Produced in separate sessions by Kevin Maher (Carly Rae Jepsen, Kat Von D) and Colin Janz (Jepsen, The Katherines), Villain follows 2013’s The Solar Twin and 2011’s White Wizard, both self-released EPs that were straight-up sultry R&B/soul. But when she entered the studio to write and record with Kevin, they decided to mix it up and create something that represents Tonye’s eclecticism and tastes.
“We said, ‘Who are you in love with right now? What’s the sound? What is the feeling that makes you go crazy?” says Tonye, “And I was like, Janelle Monae, Jamiroquai, Lauryn Hill, Erykah Badu and one of the big influences was producer Mark Ronson who has a talent for picking amazing voices. So we figured out who our influences were and then were like, ‘Let’s put that flavour on everything that we do.’ “There wasn’t one coherent sound we were going for,” she says. “It was more a vibe, an approach to the music, and that sound is soulful, groovy, has a good beat and incorporates live instrumentation with electronic sounds, which is something I’ve always been doing. So Villain is a combination of everything I was going for in the past.”
Tonye, who sometimes puts “human” down before describing herself as a singer-songwriter, is heavily involved with charity as well, through #GROUNDUP, which has helped raise over $50,000 for various local and international causes. Her unofficial foundation, The Living Society, is focused on using the arts to connect with the community and bring to light social issues. She does this all through her music; she knows its importance.
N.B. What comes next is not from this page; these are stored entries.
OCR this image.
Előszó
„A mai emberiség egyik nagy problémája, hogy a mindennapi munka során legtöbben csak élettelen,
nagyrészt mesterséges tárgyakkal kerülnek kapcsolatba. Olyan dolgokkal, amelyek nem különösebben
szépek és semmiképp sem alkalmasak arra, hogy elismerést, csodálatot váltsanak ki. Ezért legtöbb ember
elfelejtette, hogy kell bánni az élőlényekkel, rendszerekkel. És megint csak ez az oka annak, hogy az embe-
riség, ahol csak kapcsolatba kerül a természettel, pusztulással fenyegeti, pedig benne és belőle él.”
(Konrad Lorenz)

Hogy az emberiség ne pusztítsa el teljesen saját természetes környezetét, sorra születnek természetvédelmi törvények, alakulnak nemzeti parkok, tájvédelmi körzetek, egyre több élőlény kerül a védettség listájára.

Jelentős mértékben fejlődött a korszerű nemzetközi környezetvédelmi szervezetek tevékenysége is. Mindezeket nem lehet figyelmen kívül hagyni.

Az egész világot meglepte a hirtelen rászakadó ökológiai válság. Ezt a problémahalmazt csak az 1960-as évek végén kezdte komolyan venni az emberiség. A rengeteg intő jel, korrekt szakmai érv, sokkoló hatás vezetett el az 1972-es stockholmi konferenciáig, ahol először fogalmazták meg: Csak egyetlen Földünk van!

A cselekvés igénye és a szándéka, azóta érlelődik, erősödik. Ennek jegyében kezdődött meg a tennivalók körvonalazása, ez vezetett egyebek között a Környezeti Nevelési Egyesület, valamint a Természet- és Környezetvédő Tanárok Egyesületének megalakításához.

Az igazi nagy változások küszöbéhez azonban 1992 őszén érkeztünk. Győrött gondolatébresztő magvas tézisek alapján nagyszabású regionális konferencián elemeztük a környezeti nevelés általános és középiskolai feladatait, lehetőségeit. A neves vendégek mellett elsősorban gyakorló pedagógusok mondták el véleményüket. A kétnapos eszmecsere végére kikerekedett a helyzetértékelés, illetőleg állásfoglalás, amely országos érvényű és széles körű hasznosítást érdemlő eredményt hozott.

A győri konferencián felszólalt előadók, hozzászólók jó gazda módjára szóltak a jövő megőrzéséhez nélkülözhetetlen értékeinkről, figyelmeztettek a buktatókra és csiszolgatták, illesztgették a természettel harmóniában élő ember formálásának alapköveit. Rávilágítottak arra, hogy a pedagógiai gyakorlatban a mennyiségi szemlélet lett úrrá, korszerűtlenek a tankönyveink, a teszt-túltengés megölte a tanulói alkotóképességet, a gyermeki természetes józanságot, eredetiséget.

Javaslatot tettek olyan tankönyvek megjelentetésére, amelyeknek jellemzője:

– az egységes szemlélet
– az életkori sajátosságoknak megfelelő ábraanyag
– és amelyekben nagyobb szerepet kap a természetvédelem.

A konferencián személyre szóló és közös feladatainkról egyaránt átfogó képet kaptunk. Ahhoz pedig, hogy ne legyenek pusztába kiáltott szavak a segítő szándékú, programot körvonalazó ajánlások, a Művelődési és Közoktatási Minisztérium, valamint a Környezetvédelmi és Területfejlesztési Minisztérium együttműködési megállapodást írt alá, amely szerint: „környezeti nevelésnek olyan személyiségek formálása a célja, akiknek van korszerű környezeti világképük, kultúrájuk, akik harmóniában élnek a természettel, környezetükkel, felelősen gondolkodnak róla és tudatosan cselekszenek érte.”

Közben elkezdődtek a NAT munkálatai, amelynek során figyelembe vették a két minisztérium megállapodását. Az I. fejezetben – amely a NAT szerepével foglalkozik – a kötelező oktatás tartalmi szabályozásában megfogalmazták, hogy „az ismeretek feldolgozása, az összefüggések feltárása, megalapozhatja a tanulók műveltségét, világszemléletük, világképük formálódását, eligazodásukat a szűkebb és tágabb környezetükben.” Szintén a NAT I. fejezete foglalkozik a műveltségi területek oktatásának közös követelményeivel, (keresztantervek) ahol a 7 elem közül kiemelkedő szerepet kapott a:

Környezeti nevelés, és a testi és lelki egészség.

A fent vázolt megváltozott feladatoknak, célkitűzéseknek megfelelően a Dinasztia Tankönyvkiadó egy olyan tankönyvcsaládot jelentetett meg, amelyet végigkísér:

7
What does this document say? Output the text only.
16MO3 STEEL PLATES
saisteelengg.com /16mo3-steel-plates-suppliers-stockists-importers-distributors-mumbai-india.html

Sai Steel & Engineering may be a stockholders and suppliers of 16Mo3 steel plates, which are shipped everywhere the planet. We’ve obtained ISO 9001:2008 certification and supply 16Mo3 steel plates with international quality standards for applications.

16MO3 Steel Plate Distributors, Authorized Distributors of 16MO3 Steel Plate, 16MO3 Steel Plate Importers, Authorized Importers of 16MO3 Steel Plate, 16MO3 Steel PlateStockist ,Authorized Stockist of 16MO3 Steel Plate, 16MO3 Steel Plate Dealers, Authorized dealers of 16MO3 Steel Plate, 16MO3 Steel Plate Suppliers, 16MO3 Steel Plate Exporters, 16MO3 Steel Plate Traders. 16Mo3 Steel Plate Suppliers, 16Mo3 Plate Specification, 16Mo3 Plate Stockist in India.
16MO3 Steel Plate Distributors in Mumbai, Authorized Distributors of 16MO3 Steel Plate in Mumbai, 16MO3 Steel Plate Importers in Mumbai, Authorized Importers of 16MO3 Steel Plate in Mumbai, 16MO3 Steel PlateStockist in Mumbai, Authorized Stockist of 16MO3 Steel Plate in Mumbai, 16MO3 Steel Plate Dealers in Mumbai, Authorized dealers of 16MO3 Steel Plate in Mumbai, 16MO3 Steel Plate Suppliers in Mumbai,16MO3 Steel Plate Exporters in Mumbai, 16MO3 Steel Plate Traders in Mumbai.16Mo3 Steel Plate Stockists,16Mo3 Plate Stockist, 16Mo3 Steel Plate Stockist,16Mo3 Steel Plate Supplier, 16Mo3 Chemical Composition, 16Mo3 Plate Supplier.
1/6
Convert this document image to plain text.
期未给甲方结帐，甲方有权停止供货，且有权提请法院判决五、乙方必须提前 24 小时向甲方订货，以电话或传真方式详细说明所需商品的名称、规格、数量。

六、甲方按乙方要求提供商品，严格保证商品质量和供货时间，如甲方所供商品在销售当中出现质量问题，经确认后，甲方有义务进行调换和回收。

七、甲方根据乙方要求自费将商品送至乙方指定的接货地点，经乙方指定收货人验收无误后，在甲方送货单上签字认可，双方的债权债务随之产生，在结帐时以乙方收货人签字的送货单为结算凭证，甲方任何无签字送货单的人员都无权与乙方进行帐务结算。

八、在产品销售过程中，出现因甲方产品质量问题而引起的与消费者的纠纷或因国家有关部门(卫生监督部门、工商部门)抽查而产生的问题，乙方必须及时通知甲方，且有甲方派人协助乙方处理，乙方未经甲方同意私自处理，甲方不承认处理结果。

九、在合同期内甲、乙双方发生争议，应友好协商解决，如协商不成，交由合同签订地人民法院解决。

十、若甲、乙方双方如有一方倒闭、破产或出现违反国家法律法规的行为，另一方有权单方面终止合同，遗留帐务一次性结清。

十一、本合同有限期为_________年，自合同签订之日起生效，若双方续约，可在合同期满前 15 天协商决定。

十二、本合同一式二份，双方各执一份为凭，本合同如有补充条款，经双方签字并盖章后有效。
“A lot of people get into music because they want to be famous but for me I came from an amazing but sometimes dysfunctional family and music was my home when I felt like I didn’t have one. It helped me be able to express myself when I couldn’t in many other ways,” Tonye says.
“I’m a very outgoing person and I have no problem standing in front of people and talking my face off, but when it comes to expressing the truth of what’s in my heart, I have a hard time with that, so it’s really important for me to put out in to the world, ‘Yeah, I sing and yeah I make music, but when it comes down to it, I’m just a human being that’s messed up and finding my way to express myself and be happy.”